Since its publication in 1961, Dame Muriel Spark’s best known novel, The Prime of Miss Jean Brodie, has appeared in a variety of incarnations. In 1966 it was adapted for the London stage by Jay Presson Allen and starred Vanessa Redgrave. On Broadway a year later, it starred Zoe Caldwell and her performance won that year’s Tony Award. It came to the big screen in 1969, and Maggie Smith who played Miss Brodie, won the Academy Award for Best Actress. It is a bravura role, a role to kill for.
I don’t know if she had to kill for it, but when in 1978, it was adapted for a seven part television series, it was Geraldine McEwan, perhaps best known now for her stint as Agatha Christie’s Miss Marple, who snagged the part. And if the Scottish TV series has its problems, the one thing it does have is a consummate actress who turns in a performance as truly excellent in its way as those of her esteemed predecessors.

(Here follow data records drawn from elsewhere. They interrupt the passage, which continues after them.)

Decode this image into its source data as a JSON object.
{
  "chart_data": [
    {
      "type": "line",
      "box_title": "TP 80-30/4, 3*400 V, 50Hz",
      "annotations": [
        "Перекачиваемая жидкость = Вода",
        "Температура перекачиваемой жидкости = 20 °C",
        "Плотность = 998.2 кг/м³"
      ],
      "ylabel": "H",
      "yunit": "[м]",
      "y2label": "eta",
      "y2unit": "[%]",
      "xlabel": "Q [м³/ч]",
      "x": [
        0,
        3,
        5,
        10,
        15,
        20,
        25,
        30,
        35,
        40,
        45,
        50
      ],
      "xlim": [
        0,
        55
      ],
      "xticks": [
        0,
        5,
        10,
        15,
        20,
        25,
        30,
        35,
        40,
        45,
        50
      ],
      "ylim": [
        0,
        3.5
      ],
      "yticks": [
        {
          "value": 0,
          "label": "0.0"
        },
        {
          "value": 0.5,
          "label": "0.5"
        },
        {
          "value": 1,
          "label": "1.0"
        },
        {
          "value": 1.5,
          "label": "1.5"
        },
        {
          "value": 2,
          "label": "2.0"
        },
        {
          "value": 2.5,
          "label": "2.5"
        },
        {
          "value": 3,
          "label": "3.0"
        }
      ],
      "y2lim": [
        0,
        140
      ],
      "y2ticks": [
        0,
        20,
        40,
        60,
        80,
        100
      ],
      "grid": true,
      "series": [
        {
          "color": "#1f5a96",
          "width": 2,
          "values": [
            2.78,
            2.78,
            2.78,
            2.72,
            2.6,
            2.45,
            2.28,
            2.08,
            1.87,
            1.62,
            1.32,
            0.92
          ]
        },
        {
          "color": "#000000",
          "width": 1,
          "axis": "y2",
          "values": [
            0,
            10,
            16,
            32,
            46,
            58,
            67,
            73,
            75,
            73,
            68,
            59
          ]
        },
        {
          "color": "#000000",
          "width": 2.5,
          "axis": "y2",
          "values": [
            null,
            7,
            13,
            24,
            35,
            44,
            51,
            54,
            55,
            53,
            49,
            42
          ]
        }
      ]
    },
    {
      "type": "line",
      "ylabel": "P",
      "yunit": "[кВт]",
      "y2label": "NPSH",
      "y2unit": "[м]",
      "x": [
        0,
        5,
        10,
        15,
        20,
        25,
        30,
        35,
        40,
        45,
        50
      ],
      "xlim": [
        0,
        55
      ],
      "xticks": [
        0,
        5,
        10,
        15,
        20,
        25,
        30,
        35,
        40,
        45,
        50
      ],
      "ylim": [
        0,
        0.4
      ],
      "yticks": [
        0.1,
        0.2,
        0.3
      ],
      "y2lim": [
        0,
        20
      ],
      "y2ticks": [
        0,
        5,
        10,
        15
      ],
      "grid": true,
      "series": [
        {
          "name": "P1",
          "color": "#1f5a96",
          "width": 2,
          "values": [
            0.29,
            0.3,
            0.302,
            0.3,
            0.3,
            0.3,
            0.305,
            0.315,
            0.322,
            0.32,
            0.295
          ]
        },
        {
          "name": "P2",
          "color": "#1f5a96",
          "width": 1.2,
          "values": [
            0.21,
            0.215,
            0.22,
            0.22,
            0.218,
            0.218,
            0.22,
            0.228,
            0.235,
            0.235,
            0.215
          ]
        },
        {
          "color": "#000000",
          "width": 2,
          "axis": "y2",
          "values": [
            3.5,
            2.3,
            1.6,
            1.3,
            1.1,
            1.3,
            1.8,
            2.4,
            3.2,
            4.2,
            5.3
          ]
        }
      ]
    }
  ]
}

When McEwan turns on her mischievous smiling eyes, she is irresistible. Her portrayal of a charismatic self assured aesthete captivating her classroom of junior girls is spot on. She is a joy to watch, and certainly the best thing in the series.
This adaptation as a whole though, now available in a three DVD set from Acorn, is another story altogether. First of all, although it deals with an unorthodox teacher in a Scottish girl’s school, her effects on her students, and their awakening awareness of sexuality, it pays only limited attention to many of the major plot elements of the Spark’s novel. Miss Brodie’s relations with the school’s male art and music teachers are completely watered down. The music teacher is played as an older man who is little more than a friendly fellow enthusiast. Her affair with the art teacher is limited to some flirtation and a kiss. All the sexual tensions of the earlier versions are unfortunately absent.
Among Miss Brodie’s flaws is her attachment to Italian Fascism and her support for Mussolini. The TV version makes her opinions clear and adds a confrontation with the father of one of her girls, an Italian seeking asylum in Great Britain, but there is no resolution. One day the Fascist poster and the photo of El Duce she has hung in the back of her class disappear from the wall and the subject is never broached again. Indeed, most all of the woman’s passionate pig headed devotion to Fascism and its effects on her girls that are so central to the other versions, are omitted. It is as though this Jean Brodie may have a minor flaw in her politics, buy she isn’t necessarily a bad influence on her students. In fact, by the end, her effect on several of her favorites is a positive one. The other large problem with the series is its ending — the seventh and last episode has no feeling of finality. Even if you are not acquainted with the book and know there is more to come, you are left unsatisfied.
What the series does well is present pre-teen innocence as Miss Brodie’s young pupils begin to become aware of sexuality. From their conversations on the nature of virginity to their ignorance about menstruation, the film depicts an age of romantic innocence perhaps long gone. Moreover, the young actresses do a fine job in conveying that naiveté.
The only bonus material in the Acorn set is a two minute section on the series from a newscast that features some commentary from Dame Muriel about the real life model for Miss Brodie and the school in which she taught.